The diagnosis of stroke usually depends on the clinical history, the physical examination, and brain imaging.  Weakness is a common symptom of stroke, but many other things can also cause weakness.  Without knowing more, it would be impossible to give an accurate diagnosis.  He should talk to his physician or see a neurologist.


Jean: What are the signs/symptoms of a stroke?

Drooping face, weakness or numbness of one side of the body, slurred speech, inability to speak or understand speech/language, double vision, inability to see to one side, trouble with walking or balance.


Mike: Diabetic 55-year-old man. 8 weeks ago had a mini-stroke. Has blockages on both sides of his neck. The angiogram revealed not enough blockage for stents, but he still has numbness and tingling on left side of lips and left thumb and index finger. What might be causing this?

This could be related to the “mini-stroke” as some stroke symptoms can linger on long-term.  However, this may also be related to the Diabetes, which can cause injury to the peripheral nerves.  Diabetes is one of the most common causes of neuropathy.  He should talk with his neurologist or family doctor to find out more.


Dwayne: I’m having frequent lightheadedness and tingling in my left arm. What kind of test should be done to see if this is stroke related?
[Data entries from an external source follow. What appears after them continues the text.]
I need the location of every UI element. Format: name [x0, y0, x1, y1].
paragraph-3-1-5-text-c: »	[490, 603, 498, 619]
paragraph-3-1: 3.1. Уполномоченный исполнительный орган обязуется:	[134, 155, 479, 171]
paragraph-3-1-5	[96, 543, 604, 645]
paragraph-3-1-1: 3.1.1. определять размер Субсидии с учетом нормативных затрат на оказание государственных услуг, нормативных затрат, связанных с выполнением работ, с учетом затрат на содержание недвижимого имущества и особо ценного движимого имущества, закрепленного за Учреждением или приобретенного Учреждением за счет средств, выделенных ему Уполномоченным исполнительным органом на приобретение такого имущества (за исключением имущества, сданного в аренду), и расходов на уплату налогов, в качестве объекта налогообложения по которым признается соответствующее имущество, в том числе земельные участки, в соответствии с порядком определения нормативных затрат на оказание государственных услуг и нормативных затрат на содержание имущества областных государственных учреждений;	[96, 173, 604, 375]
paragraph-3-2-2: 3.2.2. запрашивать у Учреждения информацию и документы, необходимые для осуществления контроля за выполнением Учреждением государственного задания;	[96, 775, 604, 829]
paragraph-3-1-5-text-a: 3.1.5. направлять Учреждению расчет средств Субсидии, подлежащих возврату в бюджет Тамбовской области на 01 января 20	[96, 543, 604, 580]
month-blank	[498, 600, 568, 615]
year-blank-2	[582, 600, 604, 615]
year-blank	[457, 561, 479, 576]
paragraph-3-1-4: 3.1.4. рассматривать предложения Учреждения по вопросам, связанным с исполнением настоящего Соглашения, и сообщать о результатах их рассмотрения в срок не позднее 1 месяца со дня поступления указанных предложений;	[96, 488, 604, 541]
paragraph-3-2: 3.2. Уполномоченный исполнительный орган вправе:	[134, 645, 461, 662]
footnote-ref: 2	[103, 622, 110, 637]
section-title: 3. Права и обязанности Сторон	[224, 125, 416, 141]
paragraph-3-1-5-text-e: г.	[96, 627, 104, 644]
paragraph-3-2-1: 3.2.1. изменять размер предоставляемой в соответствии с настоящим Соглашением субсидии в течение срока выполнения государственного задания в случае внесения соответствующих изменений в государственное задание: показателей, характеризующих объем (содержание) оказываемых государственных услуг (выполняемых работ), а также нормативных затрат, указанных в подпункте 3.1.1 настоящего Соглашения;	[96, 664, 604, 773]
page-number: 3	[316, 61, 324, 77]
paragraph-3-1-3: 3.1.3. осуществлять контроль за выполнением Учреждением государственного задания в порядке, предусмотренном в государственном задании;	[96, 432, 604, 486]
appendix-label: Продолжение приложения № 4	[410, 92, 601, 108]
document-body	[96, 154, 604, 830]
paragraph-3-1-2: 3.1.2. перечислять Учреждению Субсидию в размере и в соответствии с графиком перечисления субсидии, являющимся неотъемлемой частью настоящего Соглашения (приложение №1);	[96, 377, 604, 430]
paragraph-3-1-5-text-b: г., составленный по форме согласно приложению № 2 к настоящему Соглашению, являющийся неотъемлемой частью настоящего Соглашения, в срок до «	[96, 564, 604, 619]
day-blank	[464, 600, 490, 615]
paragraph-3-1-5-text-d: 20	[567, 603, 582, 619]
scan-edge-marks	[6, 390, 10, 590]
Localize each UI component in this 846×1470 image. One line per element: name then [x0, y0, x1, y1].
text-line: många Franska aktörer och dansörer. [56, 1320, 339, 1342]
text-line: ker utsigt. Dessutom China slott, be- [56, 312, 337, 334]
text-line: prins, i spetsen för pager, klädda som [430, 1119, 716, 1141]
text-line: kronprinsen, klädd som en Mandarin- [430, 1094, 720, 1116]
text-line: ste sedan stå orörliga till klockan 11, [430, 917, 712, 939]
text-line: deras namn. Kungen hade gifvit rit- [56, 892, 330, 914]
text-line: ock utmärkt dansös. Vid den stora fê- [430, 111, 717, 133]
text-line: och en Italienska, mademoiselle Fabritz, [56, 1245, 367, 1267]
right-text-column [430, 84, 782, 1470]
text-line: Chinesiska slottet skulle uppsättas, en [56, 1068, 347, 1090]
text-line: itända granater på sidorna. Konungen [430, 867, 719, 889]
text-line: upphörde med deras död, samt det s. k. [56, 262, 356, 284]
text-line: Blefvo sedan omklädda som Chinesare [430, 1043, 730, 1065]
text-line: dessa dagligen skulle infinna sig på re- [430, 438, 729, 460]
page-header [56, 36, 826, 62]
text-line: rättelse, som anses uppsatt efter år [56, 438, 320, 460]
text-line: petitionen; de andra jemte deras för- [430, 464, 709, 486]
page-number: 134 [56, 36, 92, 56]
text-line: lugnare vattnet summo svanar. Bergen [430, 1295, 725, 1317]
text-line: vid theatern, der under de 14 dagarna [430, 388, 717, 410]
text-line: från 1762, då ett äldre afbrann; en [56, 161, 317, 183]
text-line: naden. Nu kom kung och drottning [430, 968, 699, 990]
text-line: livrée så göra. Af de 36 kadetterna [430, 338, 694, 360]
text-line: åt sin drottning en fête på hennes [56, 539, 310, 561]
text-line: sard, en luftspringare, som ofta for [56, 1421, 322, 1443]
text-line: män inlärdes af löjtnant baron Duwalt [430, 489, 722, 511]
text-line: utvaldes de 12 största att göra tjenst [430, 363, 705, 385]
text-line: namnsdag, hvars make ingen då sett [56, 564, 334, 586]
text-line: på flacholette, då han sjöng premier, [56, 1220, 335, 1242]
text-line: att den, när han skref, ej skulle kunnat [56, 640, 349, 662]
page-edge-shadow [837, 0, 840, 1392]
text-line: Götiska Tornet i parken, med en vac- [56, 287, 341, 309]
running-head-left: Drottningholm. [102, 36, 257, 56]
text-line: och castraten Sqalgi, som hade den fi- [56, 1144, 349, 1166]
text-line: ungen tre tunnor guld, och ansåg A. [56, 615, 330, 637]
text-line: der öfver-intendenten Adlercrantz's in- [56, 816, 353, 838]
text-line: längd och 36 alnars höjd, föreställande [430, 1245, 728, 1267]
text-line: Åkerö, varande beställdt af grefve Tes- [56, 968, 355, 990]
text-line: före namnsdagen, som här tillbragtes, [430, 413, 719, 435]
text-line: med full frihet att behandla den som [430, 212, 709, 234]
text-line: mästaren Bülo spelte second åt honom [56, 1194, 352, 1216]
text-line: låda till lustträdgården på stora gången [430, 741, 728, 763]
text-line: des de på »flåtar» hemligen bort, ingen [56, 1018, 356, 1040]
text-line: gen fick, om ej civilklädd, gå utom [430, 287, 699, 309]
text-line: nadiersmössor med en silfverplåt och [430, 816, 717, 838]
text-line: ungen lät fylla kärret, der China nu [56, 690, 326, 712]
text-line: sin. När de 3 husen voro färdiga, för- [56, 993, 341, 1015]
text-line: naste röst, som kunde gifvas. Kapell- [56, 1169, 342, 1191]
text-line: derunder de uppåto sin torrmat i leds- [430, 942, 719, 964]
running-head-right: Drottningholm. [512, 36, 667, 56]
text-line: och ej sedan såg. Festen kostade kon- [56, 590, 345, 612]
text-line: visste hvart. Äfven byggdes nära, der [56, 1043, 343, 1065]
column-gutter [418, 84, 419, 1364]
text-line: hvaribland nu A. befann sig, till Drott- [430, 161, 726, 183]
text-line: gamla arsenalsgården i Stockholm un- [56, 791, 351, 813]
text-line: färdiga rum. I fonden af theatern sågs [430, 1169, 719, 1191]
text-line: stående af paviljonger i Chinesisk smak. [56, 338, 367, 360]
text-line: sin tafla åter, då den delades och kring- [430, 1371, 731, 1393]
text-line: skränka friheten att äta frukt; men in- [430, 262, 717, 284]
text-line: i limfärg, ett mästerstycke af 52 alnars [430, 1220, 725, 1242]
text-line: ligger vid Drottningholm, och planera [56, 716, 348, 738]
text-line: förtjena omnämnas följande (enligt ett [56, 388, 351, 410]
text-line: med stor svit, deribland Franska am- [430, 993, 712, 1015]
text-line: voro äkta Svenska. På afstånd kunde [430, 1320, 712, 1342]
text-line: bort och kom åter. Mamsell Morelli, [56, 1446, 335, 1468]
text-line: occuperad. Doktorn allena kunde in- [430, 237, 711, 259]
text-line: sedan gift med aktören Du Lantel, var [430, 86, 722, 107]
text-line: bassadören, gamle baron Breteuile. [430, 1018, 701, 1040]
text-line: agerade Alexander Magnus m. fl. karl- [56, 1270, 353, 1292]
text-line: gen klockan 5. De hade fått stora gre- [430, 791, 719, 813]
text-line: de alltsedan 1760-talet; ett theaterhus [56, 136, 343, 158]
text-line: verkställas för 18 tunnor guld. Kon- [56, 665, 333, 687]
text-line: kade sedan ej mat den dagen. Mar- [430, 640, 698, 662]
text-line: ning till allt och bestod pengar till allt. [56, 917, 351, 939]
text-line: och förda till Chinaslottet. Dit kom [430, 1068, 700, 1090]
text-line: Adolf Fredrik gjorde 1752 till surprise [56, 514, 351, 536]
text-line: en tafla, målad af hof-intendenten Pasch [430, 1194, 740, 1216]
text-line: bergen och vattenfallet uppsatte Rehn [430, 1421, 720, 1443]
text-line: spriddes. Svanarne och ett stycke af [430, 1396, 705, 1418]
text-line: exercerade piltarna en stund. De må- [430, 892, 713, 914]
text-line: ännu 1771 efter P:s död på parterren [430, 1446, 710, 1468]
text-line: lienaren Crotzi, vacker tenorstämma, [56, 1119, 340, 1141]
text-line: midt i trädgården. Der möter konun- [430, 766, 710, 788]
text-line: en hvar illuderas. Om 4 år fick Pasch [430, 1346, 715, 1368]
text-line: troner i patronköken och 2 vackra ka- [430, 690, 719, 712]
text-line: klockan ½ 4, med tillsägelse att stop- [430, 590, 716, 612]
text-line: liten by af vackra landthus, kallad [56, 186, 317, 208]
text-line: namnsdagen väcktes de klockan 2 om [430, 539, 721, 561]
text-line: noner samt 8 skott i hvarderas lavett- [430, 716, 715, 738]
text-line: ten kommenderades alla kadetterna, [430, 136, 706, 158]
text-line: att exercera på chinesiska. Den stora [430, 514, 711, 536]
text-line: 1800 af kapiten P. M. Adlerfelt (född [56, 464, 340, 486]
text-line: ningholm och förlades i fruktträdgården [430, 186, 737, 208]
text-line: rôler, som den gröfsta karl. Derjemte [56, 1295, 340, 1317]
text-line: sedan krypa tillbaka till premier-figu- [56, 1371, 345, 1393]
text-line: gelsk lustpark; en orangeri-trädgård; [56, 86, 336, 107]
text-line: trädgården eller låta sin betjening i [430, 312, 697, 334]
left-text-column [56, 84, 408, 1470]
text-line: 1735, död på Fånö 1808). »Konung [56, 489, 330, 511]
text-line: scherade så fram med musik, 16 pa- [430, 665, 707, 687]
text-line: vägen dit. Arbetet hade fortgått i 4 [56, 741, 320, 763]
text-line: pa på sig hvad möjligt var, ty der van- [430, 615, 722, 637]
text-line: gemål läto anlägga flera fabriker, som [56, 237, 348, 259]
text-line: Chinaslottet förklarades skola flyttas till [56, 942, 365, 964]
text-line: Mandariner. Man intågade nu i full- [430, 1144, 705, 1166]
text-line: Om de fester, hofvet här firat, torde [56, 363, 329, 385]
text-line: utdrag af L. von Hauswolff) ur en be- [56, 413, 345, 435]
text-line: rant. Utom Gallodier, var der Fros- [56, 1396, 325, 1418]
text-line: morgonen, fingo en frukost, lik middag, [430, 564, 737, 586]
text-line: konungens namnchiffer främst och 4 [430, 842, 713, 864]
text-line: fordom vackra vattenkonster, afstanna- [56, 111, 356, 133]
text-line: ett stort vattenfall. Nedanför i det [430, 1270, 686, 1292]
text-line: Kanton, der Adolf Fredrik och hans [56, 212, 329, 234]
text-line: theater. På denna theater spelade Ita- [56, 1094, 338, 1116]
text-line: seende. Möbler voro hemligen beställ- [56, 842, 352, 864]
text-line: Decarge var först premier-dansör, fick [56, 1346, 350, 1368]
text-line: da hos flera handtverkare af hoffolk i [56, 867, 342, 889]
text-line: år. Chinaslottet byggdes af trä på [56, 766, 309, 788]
No one test can answer that question.  He needs to talk with his family doctor or see a neurologist to be evaluated first.  Then they can come up with a diagnostic plan.


Jean: Husband had 2 strokes, one in January and one in December 2009. Hasn’t had any since then. If he goes a certain period of time without another stroke do his chances get better he won’t have another stroke?

His risk for stroke is higher than someone who’s never had a stroke.  However, if he is taking steps to control his risk factors (stop smoking, control diabetes/blood pressure/cholesterol) and is taking aspirin/Plavix/etc (unless he had a brain bleed…then he should avoid blood thinners), he can minimize that risk.


Judith: I lose my balance and have a “swimming” feeling in my head. What is this?

Balance problems can be caused by stroke, but many other things can also cause balance problems.  The only way to find out what her specific problem is would be to talk with her family doctor and/or see a neurologist to be fully evaluated.


Karen: Had an intracerebral hemorrhage in 2009 – is this a stroke? What are the chances this could happen again?

Yes, ICH is a type of stroke; up to 20% of strokes are Hemorrhagic strokes.  Her stroke risk is higher than someone who’s never had a stroke, but she can limit that risk by controlling her stroke risk factors.  Good blood pressure control is the most important way to prevent hemorrhagic stroke, but avoiding alcohol/drugs and blood thinners can also help.